Output: the program writes a text file named <input>_output.txt (e.g. Net_1_output.txt) containing results from tasks/analyses.


File Structure

  • main.h — Shared header: definitions for Place, Transition, and function prototypes.
  • main.cpp — Program entry point, file I/O, and orchestration of tasks.
  • task1.cpp — PNML parsing using TinyXML2.
  • task2.cpp — Explicit state-space exploration (BFS) implementation.
  • task3.cpp — Symbolic reachability using BDDs (CUDD wrapper logic).
  • task4.cpp — Deadlock detection using BDDs + Gurobi ILP for minimization.
  • task5.cpp — Reachable marking optimization using BDD cube iteration.
  • tinyxml2.cpp, tinyxml2.h — TinyXML2 XML parsing library (included).
  • cudd/ — Source code for the CUDD library.
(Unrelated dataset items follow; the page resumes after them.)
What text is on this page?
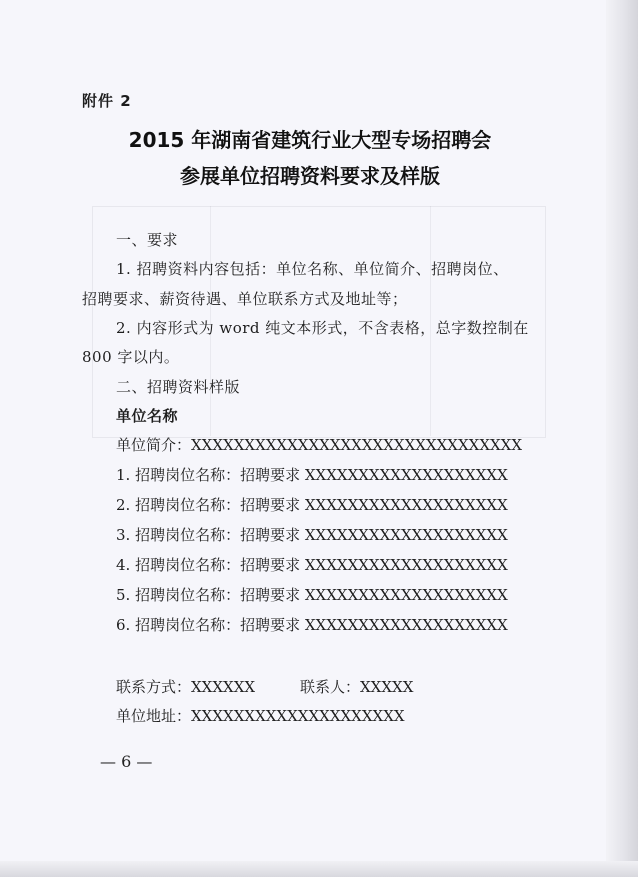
附件 2
2015 年湖南省建筑行业大型专场招聘会
参展单位招聘资料要求及样版
一、要求
1. 招聘资料内容包括：单位名称、单位简介、招聘岗位、
招聘要求、薪资待遇、单位联系方式及地址等；
2. 内容形式为 word 纯文本形式，不含表格，总字数控制在
800 字以内。
二、招聘资料样版
单位名称
单位简介：XXXXXXXXXXXXXXXXXXXXXXXXXXXXXXX
1. 招聘岗位名称：招聘要求 XXXXXXXXXXXXXXXXXXX
2. 招聘岗位名称：招聘要求 XXXXXXXXXXXXXXXXXXX
3. 招聘岗位名称：招聘要求 XXXXXXXXXXXXXXXXXXX
4. 招聘岗位名称：招聘要求 XXXXXXXXXXXXXXXXXXX
5. 招聘岗位名称：招聘要求 XXXXXXXXXXXXXXXXXXX
6. 招聘岗位名称：招聘要求 XXXXXXXXXXXXXXXXXXX
联系方式：XXXXXX	联系人：XXXXX
单位地址：XXXXXXXXXXXXXXXXXXXX
— 6 —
Requires local configuration and building (see Setup).

Troubleshooting & Tips

  • Linker errors for CUDD/Gurobi: Double-check -L library paths and -I include paths. Make sure you built CUDD with --enable-static and installed it to the specified prefix.
  • Gurobi library name: The -lgurobiXXX name depends on the Gurobi minor version; inspect the C:/gurobi*/win64/lib folder to find the correct .a/.lib name.
  • Running on native Windows (cmd/PowerShell): If you compile using MinGW/MSYS2, use the MSYS2 terminal to avoid path and toolchain mismatches. The produced binary may be runnable from cmd as main.exe, but debugging build files is easier inside MSYS2.
  • CUDD build errors: Ensure you have required build tools installed in MSYS2 (autoconf/automake, gcc, make). If ./configure fails, check config.log in cudd for hints.

Example

Put Net_1.xml in the project root.

Ensure main.cpp has string inputFileName = "Net_1.xml";.

Build and run the program.

Inspect Net_1_output.txt for task outputs: parsed net description, reachability results, deadlock detection outcome, and optimized marking.